Let that soak in for a moment. The “TTB” (time-to-baggage) metric wasn’t reduced, yet passengers were content. Why? It was the perceived time lost that aggravated travelers, not the actual time.
This got me thinking. Why do we see the act of waiting in such a negative light? Why do we have such a difficult time being patient? Whether we are in lines at the grocery store, or going through a challenging season in our lives, I’d like to provide some thoughts for why we should reconsider our posture when waiting.

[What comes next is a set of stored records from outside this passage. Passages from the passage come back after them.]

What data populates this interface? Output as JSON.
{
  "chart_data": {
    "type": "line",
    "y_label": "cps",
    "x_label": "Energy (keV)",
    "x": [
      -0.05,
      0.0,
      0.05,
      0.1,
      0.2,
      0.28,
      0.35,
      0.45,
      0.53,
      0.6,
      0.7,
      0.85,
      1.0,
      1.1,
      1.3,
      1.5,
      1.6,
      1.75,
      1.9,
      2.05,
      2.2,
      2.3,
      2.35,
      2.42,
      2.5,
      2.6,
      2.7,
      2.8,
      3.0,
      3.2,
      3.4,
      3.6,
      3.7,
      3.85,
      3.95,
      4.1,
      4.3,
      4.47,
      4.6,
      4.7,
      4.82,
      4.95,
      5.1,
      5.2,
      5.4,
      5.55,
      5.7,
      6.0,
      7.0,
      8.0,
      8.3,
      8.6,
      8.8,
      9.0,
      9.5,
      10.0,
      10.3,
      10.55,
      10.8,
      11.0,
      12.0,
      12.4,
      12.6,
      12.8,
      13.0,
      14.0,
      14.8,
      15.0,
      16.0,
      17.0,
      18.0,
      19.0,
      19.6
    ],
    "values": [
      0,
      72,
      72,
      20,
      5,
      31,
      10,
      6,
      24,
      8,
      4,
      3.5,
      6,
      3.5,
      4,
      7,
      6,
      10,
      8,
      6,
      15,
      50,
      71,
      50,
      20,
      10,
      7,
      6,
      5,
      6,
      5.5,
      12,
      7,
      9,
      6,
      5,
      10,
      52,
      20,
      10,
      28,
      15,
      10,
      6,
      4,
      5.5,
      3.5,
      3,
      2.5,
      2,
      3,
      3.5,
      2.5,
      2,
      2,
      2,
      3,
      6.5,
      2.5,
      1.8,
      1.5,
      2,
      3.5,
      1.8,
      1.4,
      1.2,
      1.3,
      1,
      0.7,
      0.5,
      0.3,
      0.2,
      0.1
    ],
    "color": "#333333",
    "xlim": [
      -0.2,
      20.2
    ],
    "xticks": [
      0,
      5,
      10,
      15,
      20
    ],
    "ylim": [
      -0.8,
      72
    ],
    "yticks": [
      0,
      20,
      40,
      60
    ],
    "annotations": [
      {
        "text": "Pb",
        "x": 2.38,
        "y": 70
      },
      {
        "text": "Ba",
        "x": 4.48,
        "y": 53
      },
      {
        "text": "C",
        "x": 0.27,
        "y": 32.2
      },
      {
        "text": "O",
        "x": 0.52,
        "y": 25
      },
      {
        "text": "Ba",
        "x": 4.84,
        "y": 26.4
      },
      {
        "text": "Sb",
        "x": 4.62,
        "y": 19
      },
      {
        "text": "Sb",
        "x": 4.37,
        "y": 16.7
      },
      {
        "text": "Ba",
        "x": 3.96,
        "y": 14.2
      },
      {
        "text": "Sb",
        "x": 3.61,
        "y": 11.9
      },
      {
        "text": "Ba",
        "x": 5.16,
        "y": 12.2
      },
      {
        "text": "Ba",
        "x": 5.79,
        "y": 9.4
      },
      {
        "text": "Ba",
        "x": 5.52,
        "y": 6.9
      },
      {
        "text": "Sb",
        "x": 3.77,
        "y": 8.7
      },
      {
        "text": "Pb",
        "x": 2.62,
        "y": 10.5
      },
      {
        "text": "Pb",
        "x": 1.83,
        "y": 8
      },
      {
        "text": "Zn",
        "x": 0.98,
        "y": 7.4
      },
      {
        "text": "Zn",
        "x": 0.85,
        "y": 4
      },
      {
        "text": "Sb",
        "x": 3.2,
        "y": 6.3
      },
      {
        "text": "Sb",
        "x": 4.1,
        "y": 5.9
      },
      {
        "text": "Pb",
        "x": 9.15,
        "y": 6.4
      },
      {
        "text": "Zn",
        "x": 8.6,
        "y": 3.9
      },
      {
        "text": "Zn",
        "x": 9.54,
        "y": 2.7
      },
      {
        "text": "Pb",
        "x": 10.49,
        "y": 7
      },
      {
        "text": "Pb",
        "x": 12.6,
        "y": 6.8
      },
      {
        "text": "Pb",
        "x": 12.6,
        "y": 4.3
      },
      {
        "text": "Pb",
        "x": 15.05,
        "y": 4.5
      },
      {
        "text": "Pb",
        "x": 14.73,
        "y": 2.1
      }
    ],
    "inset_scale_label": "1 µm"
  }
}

• Waiting breeds opportunity. I was watching a football game with my son a few weeks ago, and as one of the quarterback’s hiked the ball, he proceeded to hand it off to the running back. Then something interesting happened. The running back literally stopped. “What is he doing?”, I thought. I was curious to understand why he would step on the brakes, as men twice his size began to bear down on his position. However, as he paused, the blockers in front of him produced a gap. And then he took off. If he had not waited for his teammates to do their job and allow the play to unfold, he would have run into a wall of 300+ pound defenders. But instead, he waited until the window down the field was opened, and then proceeded to grab the opportunity at the perfect moment. How many of us “run” before it’s time? There could be an incredible opportunity waiting to surface.
• Waiting breeds endurance. Endurance is defined as;
the ability to enduring an unpleasant or difficult process or situation without giving way. (source: Google)
I like this definition. With endurance, two things come with the territory; waiting and hardship. But look at that last portion, “without giving way”. If successful, endurance = strength. Waiting during a challenging circumstance can simply be the method whereby we achieve strength. Three years ago I remember waiting to adopt our two children from Ethiopia. Agonizing could be an accurate word that would describe how we felt. Waiting brought about an opportunity for endurance. And since that time, as we encounter other circumstances in our lives that require waiting, we are able to weather it with determination and the strength to not give way. Which takes us to the last point.
• Waiting breeds hope. What does hope have to do with waiting? More than you might think. How did you feel the last time you had to wait for something? Waiting often brings about what’s described as “annoying stress”. Our brains are reacting to feelings of anxiousness because we are in a situation we don’t want to be in. But what if the outcome of our waiting brought about an incredibly positive result? Would we be so stressed or aggravated? During my career, I’ve worked for different organizations that have weathered difficult financial times. These moments could have induced panic and stress among the workforce, but in one of these organizations, leadership remained calm and hopeful about the future. And eventually, that hope became contagious. Ultimately, the organization remained focused and succeeded. So, if we approach our waiting as an opportunity to bring a positive outcome, we will feel much better about enduring it.
Let’s go back to the airport example. If we feel like we are waiting, it can induce stressors and ultimately bring out the ugly in us. However, if we refocus our attention on the opportunities around us, waiting can be a breeding ground for greatness.
So consider this. Will the act of waiting test us? Absolutely. But let’s not allow it take from us the very thing that it can deliver; strength, opportunity and hope.